Commissioner Goord said the pages to be redacted deal with the statewide issues of deployment of chemical agents, use of pressure points and holds taught to Officers to control inmates, control of emergency equipment in the event of a potential staff hostage situations, descriptions of Officer actions and duties during a mass incident, escape procedures, the effective range and use of certain firearms and the local issue of descriptions of security issues in Sing Sing yards. Redaction consists of literally cutting out of the book the affected pages. That also dispatches non-offending passages on the obverse or reverse of the redacted page.
The normal review process is to await the first inmate's reception of written material. It is then withheld until it has been considered by the Media Review Committee at the facility in which the inmate is housed. The first and so far only receipt of this book through the Sing Sing mail room occurred on June 5. Since then, the book has been held awaiting a decision. Sing Sing made its recommendation on the book to the Commissioner's Central Office Media Review Committee in Albany on July 11, which today submitted its recommendations to the Commissioner. The part-time review committees include representatives from the security, administration and program disciplines within the Department. The content of those reviews is being withheld under the state's Freedom of Information Law because they do not represent final agency actions and they discuss security issues affecting Sing Sing and many of the state's 68 other prisons.

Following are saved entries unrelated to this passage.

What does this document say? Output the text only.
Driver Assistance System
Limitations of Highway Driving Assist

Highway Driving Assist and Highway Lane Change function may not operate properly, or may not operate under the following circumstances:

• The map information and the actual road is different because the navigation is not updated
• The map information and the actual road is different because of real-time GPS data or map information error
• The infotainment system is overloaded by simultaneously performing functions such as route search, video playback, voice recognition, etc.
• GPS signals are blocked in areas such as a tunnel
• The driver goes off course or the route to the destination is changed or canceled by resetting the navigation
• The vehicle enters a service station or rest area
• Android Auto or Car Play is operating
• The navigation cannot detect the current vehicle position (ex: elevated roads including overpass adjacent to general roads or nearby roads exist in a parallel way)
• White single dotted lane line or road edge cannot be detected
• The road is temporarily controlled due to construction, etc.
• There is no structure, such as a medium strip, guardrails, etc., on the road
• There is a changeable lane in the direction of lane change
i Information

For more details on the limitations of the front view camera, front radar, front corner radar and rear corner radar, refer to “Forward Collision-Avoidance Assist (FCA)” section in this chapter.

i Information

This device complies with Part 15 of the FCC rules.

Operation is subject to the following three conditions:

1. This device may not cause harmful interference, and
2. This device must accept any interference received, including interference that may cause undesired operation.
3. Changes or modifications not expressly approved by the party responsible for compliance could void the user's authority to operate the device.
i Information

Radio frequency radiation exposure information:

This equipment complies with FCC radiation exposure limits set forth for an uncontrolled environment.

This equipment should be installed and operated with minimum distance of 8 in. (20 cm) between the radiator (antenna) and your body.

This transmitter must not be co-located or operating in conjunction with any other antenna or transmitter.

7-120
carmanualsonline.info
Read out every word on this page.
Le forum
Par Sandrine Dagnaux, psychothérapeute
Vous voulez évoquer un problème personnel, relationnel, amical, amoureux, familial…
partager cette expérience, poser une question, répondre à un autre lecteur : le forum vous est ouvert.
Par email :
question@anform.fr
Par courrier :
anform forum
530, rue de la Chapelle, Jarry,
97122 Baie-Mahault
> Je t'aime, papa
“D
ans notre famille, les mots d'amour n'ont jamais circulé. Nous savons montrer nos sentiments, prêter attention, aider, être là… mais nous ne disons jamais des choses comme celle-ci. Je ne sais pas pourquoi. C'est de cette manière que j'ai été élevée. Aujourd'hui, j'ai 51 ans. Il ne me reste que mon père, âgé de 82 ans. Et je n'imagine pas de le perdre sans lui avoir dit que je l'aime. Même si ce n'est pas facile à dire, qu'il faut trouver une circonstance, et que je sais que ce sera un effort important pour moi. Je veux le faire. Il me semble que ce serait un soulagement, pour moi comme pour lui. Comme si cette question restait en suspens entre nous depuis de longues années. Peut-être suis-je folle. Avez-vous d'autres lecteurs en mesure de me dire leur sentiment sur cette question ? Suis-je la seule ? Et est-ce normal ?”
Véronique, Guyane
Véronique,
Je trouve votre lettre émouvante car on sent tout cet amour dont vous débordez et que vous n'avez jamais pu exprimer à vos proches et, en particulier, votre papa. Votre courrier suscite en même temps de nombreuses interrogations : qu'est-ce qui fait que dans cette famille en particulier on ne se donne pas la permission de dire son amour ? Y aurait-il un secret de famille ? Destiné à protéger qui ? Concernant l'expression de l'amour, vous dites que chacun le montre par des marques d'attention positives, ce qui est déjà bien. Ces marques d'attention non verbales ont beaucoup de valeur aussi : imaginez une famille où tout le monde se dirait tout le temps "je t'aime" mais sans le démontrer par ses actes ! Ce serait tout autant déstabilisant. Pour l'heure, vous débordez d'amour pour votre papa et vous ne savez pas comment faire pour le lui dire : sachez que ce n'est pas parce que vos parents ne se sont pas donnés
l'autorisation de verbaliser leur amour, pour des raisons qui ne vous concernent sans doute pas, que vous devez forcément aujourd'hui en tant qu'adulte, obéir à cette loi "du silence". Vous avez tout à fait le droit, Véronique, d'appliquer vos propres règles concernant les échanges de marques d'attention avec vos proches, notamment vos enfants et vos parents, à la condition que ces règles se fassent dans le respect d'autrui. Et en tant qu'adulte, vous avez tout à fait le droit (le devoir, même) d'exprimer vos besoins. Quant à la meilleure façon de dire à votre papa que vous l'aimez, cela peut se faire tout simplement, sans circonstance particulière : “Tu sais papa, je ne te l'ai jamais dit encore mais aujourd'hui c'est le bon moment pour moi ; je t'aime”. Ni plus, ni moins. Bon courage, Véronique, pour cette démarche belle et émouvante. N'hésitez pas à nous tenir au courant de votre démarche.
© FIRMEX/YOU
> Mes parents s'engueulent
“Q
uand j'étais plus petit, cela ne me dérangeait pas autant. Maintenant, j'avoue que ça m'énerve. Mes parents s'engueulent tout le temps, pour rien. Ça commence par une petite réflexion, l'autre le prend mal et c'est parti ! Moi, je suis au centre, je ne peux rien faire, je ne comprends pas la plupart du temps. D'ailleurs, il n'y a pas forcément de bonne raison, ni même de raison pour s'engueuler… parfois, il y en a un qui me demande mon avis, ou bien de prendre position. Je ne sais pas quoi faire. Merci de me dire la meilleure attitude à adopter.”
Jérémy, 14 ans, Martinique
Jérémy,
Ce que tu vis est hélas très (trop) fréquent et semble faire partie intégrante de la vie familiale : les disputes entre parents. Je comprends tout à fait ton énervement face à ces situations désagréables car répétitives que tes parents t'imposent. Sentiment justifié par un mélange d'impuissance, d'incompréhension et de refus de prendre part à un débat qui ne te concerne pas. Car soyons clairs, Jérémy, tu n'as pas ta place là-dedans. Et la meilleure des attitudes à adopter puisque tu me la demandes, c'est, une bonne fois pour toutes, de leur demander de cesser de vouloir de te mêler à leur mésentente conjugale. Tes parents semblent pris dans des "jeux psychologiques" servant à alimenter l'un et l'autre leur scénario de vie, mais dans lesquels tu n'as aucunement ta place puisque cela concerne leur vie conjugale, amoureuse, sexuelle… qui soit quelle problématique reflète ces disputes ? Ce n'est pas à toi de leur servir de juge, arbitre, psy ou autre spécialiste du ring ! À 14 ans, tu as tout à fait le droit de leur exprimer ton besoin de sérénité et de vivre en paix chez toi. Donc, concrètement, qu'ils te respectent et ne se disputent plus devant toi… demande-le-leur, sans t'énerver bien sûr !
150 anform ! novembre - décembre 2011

When material ordered redacted reaches a prison's mail room, inmates are notified that they have the choice of allowing the redaction or having the unredacted material picked up or mailed to their homes/sender at the inmate's expense. Information contained on redacted pages is considered contraband and inmates are disciplined for its possession. The discipline imposed will be commensurate with an individual inmate's prison behavioral record.